Member of the Mississippi House of Representatives from the 45th district
- In office 1979–2015
- Succeeded by: Jay Mathis

Personal details
- Born: January 6, 1944 Carthage, Mississippi
- Died: December 17, 2017 (aged 73) Jackson, Mississippi
- Party: Democratic
- Spouse: Teresa Dolan
- Children: Ricky, Gina, Krystol, Brittany
- Occupation: Businessman, cattle rancher

= Bennett Malone =

American politician

Bennett Malone (January 6, 1944 – December 17, 2017) was an American politician in the state of Mississippi. He was a Democrat.

Malone was a native of Carthage, Mississippi, and attended East Central Junior College. He was elected to the Mississippi House of Representatives in 1978, and served the 45th district from 1979 to 2015. He served on the Corrections, Forestry, Transportation, Ways and Means, and Wildlife, Fisheries and Parks committees. A businessman and cattle rancher, he was a Democrat. He was married to Teresa Dolan Malone. He died on December 17, 2017, from a long illness.
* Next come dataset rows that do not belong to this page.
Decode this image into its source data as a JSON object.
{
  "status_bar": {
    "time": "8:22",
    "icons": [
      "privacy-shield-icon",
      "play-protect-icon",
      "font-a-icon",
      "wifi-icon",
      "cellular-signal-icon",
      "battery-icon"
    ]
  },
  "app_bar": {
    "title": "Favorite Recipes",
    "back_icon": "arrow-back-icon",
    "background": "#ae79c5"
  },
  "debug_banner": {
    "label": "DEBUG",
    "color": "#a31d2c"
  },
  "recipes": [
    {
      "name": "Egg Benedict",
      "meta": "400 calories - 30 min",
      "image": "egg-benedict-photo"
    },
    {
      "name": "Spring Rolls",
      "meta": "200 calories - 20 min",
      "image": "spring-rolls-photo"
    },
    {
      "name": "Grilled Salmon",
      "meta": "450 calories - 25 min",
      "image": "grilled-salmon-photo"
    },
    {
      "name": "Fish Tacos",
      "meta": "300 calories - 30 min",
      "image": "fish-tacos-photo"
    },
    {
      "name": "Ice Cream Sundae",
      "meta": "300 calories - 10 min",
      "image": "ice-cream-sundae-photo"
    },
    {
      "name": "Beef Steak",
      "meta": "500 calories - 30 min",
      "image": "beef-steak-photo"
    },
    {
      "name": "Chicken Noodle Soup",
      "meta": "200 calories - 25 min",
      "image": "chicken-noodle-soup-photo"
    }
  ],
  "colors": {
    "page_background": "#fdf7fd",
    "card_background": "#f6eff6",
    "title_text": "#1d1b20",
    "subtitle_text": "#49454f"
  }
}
On July 25, 2016, his wife was indicted for giving bribes to Mississippi Department of Corrections Commissioner Christopher Epps through former legislator, Cecil McCrory, from 2010 until 2014, on behalf of medical services provider AdminPros LLC. She initially pleaded not guilty.

On October 6, 2017, she changed her plea to guilty to paying kickbacks to Epps in exchange for receiving an MDOC consulting agreement. She admitted to getting $225,000.00 from the agreement with an out-of-state contractor arranged by Epps, receiving $5,000.00 monthly between October, 2010, through July, 2014, from which she paid Epps between $1,000.00 to $1,750.00 month. Malone was to be sentenced on January 10, 2018, by federal Judge Henry Travillion Wingate and faced a maximum penalty of 10 years in prison and a $250,000.00 fine. However she was admitted to a Birmingham, Alabama, hospital due to complications from a lung transplant, and Judge Wingate indefinitely delayed her sentencing. Malone was sentenced on May 24, 2019. She is being held at the FMC Carswell, in Fort Worth, Texas, with a scheduled release date of July 24, 2022.